Lupine Publishers | Journal of Urology & Nephrology
Short Communication
In 1970 I started to investigate the Laser-Technology for urologic surgery together with H. Müßiggang. First of all, it was to check the interacting of the different lasers with biological tissue. The result you can gather from the Figure 1 Decisive are the two factors: absorption and scattering of light into the tissue. The strong light absorption of the CO2 – laser leads to an excellent incision effect with low edema reaction. The light of the is mainly absorbed in the tissue by hemoglobin and pigment colorings and therefore suitable for the destruction of highly vascularized tumors or malformations. For achieving greater volume effects, - necessary for destruction of solid tumors, bilharzial bladder-lesions and inflamed areas in interstitial cystitis, - the Nd:YAG – laser was used by us since 1976 (Figure 2). Presupposed for the clinical application of lasers was the developing of a quartz glass fiber transmission system by Nath, a physicist from the Neuherberg Laser Labor (1973) and the developing of a special cystoscope insert, designed by my working-group (Staehler, Frank et al.) and constructed by the Storz Compagny/Tuttlingen/Germany (Figure 3). The next steps were the laser induced shock wave lithotripsy, developed between 1978 to 1986 (Munich/Lübeck) and the photodynamic procedures for early tumor diagnosis (Figures 5a & 5b).

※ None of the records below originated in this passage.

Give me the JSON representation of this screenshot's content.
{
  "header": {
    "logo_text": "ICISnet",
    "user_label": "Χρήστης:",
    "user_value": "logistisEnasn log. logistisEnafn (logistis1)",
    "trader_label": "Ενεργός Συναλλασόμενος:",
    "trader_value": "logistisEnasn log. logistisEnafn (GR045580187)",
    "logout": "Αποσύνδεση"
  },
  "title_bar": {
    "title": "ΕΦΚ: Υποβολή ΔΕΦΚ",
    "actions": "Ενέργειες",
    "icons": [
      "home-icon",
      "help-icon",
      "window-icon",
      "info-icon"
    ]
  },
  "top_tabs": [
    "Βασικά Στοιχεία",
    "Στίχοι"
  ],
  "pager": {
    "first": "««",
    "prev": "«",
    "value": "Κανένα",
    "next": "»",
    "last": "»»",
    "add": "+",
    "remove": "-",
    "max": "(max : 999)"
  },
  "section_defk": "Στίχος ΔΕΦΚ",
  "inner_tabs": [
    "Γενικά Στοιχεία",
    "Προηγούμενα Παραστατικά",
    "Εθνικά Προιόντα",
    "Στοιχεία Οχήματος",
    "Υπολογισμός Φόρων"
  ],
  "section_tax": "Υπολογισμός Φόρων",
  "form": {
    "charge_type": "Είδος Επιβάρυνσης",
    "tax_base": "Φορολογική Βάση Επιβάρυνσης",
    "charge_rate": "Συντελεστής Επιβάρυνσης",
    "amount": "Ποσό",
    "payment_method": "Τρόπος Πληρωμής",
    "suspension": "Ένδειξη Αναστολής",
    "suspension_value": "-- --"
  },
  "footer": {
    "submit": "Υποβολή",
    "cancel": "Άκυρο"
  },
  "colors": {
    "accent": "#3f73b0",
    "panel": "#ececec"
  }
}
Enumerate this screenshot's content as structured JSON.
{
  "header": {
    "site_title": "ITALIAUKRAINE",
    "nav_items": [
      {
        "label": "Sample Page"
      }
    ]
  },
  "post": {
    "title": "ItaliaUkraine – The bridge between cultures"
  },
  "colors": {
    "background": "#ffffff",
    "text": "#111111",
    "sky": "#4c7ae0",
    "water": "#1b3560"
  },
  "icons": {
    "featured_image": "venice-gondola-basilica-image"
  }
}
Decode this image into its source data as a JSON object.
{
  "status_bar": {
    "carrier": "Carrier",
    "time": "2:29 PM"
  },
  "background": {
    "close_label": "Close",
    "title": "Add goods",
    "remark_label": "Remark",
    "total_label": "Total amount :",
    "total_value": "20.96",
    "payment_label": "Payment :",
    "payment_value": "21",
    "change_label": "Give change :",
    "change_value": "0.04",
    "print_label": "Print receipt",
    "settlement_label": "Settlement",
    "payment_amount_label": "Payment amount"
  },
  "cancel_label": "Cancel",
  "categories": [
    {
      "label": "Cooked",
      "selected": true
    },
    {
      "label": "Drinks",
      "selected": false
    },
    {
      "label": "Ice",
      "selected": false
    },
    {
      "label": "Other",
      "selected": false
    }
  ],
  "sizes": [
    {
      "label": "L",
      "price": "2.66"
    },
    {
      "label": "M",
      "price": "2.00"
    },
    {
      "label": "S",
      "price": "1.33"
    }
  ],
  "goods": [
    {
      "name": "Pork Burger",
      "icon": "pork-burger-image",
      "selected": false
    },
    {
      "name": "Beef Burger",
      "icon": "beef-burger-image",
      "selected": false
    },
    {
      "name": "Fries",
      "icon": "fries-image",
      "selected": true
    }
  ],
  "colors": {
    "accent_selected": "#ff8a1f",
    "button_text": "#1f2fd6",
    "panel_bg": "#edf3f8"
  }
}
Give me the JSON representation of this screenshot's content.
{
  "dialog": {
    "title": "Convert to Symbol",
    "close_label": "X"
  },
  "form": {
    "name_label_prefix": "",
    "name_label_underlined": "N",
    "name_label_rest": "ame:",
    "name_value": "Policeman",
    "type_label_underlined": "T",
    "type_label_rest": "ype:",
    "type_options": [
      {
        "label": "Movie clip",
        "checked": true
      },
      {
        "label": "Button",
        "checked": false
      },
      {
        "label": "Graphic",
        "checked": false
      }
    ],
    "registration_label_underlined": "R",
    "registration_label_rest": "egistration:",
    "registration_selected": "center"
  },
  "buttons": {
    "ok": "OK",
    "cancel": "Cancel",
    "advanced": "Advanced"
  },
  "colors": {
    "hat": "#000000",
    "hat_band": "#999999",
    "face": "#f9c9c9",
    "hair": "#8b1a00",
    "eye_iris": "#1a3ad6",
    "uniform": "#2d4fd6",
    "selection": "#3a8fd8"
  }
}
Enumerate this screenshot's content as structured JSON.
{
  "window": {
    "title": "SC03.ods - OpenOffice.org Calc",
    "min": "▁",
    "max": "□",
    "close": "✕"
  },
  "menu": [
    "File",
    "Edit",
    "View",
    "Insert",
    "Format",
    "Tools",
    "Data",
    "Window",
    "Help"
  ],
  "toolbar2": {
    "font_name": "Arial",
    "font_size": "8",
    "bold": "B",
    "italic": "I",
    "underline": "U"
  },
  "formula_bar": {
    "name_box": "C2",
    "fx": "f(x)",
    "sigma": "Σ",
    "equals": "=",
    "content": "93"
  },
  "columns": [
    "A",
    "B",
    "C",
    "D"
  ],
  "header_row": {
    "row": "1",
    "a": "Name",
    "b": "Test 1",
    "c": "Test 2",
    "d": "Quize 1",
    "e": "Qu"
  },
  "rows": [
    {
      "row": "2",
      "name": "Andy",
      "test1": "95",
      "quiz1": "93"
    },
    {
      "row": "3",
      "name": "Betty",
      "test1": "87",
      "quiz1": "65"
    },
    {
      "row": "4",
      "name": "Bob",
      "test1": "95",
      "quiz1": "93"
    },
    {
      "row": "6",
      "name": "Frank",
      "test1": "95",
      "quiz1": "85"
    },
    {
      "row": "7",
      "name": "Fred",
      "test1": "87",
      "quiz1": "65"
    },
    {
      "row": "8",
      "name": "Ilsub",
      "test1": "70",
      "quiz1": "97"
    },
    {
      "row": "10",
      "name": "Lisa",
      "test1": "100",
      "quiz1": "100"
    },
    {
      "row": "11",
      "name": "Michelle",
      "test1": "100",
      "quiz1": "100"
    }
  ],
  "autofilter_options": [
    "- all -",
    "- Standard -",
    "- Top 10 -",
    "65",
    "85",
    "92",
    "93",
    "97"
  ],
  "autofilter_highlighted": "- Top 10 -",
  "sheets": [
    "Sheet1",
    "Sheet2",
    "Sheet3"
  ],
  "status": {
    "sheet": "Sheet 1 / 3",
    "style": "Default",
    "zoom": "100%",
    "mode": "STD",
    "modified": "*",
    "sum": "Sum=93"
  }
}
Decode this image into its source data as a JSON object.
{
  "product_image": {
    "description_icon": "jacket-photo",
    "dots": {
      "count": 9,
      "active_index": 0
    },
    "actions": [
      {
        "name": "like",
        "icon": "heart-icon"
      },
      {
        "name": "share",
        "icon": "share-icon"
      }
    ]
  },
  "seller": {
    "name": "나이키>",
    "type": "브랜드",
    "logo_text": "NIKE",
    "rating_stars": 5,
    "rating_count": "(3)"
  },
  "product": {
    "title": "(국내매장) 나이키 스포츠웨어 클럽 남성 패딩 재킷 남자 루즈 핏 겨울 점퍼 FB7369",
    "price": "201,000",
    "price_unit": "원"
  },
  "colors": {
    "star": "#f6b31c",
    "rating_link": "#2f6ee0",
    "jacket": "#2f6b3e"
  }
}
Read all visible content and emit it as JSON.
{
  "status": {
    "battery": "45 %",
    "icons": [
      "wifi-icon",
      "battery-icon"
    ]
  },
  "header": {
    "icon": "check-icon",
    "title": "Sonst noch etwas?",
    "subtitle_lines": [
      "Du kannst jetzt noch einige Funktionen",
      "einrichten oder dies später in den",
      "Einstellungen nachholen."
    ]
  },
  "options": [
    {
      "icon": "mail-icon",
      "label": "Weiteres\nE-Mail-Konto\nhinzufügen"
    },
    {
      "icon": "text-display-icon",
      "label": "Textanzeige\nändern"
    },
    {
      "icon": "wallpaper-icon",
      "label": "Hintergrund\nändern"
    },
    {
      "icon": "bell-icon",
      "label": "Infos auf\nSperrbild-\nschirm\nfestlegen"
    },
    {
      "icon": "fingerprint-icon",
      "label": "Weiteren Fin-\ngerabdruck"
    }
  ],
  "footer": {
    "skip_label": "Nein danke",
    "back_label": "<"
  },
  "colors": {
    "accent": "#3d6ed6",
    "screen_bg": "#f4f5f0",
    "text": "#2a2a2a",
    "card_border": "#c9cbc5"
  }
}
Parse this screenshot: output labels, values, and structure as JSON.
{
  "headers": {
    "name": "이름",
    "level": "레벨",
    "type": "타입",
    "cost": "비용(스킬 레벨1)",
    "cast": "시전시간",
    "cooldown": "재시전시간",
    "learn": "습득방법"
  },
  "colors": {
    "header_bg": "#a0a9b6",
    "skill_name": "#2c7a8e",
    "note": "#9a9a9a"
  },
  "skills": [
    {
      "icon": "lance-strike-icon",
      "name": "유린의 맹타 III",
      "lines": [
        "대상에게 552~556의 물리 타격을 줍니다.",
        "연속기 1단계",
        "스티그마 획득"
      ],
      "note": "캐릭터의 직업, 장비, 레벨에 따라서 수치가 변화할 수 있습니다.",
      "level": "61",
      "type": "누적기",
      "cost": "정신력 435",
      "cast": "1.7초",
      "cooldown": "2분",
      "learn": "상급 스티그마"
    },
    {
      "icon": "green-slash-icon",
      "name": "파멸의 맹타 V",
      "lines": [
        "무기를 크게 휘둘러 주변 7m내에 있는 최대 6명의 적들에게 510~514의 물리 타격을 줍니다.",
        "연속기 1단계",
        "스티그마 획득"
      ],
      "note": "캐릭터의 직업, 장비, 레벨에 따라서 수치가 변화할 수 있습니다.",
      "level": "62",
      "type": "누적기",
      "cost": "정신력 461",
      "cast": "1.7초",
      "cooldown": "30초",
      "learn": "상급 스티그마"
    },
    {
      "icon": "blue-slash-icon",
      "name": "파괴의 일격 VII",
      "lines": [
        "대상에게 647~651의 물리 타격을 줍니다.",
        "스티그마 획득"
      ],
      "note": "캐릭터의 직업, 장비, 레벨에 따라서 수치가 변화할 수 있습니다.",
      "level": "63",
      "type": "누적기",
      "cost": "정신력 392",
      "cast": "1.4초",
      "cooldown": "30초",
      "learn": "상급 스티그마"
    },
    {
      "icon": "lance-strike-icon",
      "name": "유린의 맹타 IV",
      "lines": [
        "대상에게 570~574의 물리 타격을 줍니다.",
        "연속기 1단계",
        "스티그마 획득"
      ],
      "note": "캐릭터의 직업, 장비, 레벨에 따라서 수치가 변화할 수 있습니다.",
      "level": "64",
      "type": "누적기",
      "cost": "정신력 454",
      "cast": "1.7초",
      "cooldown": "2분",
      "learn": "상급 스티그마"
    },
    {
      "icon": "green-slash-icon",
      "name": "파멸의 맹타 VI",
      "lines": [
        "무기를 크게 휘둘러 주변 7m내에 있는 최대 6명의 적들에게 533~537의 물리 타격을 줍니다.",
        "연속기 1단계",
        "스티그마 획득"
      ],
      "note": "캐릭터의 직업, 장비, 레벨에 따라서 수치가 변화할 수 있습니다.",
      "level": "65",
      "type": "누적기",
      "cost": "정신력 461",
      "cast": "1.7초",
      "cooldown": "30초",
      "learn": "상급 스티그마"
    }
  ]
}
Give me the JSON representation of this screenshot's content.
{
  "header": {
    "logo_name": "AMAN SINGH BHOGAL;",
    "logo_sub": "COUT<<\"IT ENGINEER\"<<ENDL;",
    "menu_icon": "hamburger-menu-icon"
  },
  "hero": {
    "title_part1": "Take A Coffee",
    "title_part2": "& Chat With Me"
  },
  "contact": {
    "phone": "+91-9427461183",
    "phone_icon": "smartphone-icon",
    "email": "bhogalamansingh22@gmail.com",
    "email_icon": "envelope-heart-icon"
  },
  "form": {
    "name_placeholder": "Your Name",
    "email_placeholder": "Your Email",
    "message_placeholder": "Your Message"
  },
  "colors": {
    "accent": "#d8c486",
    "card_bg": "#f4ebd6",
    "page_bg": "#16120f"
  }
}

Now is to ask – what survived?
The laser-lithotripsy, especially in ureter, and after a long fight, the photodynamic diagnosis for bladder tumors and Cis, are on routine. Also in tumors of external genitalia, - e. c. condylomata acuminate, hemangiomas, penile cancer, - the ND:YAG- and Diodelasers are well established. Established are also the vaporization and enucleation of prostate tumors by laser. In contrast to these indications, the Nd: YAG-laser-application in bladder-tumors seems to be forgotten. I think this method is head and shoulders above the common TUR-resection because it generates a total homogenous necrosis with closing the blood- and lymphatic vessels simultaneously, it means, no bleeding, no tumor-cellspreading. You can perform the operation under excellent viewing, so that it`s possible to destroy also any satellite-tumors and the tumor vessels (Figures 6a, b, c, d, e). Histological examinations of the tumor tissue after Nd:YAG-laser-application have never been problematic according to our pathologist Dr. Keiditsch. It depends on the fact, that during the coagulation the temperature didn`t exceed 100 C°, it means, the cell-structure remains unchanged. I observed 5 patients, who refused the radical cystectomy, only treated by ND:YAG –laser, between 10 and 40 years. They all remain tumor free. Our photodynamic therapy of localized prostate cancer, published 1993, is still in the early stages. It seems, nobody is interested on this procedure. Forgotten seems to be also our interstitial laser coagulation (ILC) of prostate adenomas and bladder-neck-stenoses, although by this procedure the retrograde ejaculation can be avoided in the most cases (Figures 7a-f).
Figure 6 a-e: a/b: Tumor before and after Nd:YAG-Irradiation, c/d: Destruction of tumor-vessels, e: six weeks later.
Figure : 7a= scheme, b= glasfibers with lightdistributors, c= scheme after laser application, d= CT after ILC, e = big adenoma of the prostate, f= state after ILC.